Ja, natürlich, aber entsprechend ist diese Musik eben auch anders, keineswegs weniger aufregend. Alexandr Mosolow, Arthur Lourié, von denen ich etwas spielen werde, das waren richtige Feuergeister, die auf sehr hohem Niveau komponiert haben. Das ist in den zwanziger Jahren die Musik des Futurismus, das ist die Welt der Arbeit und der Maschinen. Und dann gibt es eine zweite Schiene, die wir hier nicht kennen: Das ist die Bedeutung der Folklore, die überall durchkommt.

Und wie sieht es in Amerika aus? Sie spielen die berühmte „Concord Sonata“ von Charles Ives neben der „Music for piano“ von John Cage.

Auch in Amerika war das Klavier das Pionierinstrument. Der ganz große, lange verkannte Meister war Charles Ives, der mit utopischen Visionen Popularmusik und Jazzelemente verarbeitet hat und der weit in den Begriff „Raummusik“ vorstieß.

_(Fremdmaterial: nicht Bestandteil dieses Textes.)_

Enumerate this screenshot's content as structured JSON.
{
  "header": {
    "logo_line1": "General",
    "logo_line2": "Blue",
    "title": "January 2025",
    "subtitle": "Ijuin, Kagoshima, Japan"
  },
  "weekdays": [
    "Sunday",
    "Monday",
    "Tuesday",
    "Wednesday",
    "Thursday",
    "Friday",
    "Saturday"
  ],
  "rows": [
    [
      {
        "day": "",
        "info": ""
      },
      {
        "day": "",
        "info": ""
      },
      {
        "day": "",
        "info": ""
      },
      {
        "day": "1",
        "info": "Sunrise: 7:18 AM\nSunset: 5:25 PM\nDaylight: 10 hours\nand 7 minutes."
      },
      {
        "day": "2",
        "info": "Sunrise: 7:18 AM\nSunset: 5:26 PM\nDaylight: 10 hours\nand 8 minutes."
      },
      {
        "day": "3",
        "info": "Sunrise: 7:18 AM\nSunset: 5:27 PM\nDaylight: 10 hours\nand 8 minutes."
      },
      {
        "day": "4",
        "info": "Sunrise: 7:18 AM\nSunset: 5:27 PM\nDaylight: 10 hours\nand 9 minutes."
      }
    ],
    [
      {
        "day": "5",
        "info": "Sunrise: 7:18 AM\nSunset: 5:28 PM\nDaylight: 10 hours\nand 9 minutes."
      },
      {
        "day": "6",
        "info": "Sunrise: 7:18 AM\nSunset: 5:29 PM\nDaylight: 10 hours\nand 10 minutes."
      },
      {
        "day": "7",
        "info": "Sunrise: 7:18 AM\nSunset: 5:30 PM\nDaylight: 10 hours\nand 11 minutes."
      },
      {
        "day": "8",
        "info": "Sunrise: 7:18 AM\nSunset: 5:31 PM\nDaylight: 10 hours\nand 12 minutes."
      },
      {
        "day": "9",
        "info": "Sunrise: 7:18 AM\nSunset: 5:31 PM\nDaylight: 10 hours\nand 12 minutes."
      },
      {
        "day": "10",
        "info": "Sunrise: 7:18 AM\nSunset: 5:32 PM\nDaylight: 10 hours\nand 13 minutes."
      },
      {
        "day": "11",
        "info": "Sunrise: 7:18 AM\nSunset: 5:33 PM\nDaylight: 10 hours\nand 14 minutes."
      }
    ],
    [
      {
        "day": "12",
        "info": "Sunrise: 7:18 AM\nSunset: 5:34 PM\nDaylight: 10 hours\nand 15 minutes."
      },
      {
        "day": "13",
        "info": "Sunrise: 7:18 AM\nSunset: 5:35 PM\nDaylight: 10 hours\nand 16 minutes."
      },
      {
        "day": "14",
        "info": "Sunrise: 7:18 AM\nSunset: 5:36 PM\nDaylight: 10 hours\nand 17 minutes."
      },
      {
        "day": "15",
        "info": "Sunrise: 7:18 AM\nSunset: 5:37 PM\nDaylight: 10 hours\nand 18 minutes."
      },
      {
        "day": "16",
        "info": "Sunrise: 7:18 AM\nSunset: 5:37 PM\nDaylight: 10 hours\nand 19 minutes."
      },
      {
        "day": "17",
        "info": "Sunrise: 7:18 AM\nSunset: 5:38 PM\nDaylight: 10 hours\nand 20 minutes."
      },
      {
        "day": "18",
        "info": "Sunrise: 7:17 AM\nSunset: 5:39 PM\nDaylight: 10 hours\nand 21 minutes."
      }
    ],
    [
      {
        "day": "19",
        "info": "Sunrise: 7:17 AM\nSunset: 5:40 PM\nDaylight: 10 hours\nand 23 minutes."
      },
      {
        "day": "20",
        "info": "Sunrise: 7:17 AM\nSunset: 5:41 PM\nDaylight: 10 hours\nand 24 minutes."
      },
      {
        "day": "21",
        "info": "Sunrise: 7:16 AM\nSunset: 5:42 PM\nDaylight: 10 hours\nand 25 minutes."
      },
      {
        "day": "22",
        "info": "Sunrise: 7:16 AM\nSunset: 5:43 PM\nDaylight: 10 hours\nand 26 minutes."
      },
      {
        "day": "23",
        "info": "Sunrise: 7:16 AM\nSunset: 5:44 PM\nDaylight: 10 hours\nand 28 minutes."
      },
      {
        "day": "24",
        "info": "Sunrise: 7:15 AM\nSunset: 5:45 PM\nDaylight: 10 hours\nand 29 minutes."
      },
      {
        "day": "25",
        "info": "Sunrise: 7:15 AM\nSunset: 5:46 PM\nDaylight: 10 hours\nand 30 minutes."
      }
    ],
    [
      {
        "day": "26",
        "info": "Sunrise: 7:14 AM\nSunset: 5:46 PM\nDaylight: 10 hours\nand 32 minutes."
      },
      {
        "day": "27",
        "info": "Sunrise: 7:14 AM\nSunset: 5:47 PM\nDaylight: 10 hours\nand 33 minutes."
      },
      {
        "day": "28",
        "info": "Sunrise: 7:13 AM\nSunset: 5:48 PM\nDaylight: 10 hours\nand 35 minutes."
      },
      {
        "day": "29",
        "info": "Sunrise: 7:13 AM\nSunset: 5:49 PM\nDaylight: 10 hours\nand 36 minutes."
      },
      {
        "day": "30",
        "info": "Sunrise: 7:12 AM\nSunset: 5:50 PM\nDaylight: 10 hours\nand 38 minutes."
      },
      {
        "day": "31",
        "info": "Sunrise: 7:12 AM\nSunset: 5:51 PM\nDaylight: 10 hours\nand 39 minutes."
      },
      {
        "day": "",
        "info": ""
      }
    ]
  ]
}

Seine ungemein komplexe „Concord Sonata“ ist auch technisch extrem schwer?

Jein. Auf der einen Seite hat er, weil er nicht Klavier spielen konnte, mit einer Rücksichtslosigkeit ohnegleichen geschrieben – das Stück dauert auch fast eine Stunde –, auf der anderen Seite sind Stücke von Jannis Xenakis zum Beispiel viel schwerer.

Man hört sehr viel von dem Franzosen Charles Koechlin, dem Sie einen ganzen Abend widmen. Obschon der Komponist Heinz Holliger von ihm sagte, „auf diese Werke zu verzichten, können wir uns kaum leisten“, kennt ihn fast niemand. Was ist das für ein Komponist, und wo liegen denn die Schwierigkeiten, ihn zu rezipieren?

Sein Hauptschaffen liegt zwischen den beiden Weltkriegen. Er war ein Klangfarbenzauberer ohnegleichen, ein Meister der Instrumentation, aber ganz anders als Debussy und Ravel. Koechlin schreibt großgriffige, stehende Klänge mit vielen Obertönen. Seine Musik ist besonders für Orchester unerhört schwer zu spielen, vielleicht liegt es daran.

Am ersten Abend wird es eine deutsche Erstaufführung geben: die 18 Fragmente für Klavier von Arnold Schönberg. Nun sind ja die Klavierkompositionen von Schönberg von außerordentlicher Wichtigkeit für die stilistischen Stufen seit der Jahrhundertwende: Auflösung der Tonalität, freie Tonalität, Reihentechnik. Da wundert man sich schon über eine „deutsche Erstaufführung“. Was hat es mit diesen Fragmenten auf sich?

Es sind ganz frühe Stücke von 1894 und relativ späte von 1934, sie sind erst in den siebziger Jahren veröffentlicht worden. Vielleicht war es eine Hemmung, unfertige Stücke aufzuführen. Schönberg selbst hatte ja auch unglaubliche Mühe, angefangene Stücke zu Ende zu schreiben.

Gibt es in diesen Fragmenten Aspekte, die wir von Schönberg noch nicht kennen oder stilistische Experimente, denen er nicht weiter nachgegangen ist?

Nein, die Stücke komprimieren noch einmal die bekannten Phasen. Aber ein Marsch taucht da auf, eine Fantasie, beides ganz untypisch für Schönberg. Er hat sich ja, was ganz peinlich ist, über die Rhythmen Strawinskys lustig gemacht.

Fragen: Ute Schalz-Laurenze

„Piano Adventures“ im Übersee-Museum: Am Sonntagabend, 18 Uhr, geht's los mit Werken von Arnold Schönberg, Matthias Hauer und Jean Barraqué. Begleitend gibt „Dacapo“ ein informatives Büchlein über das Projekt heraus.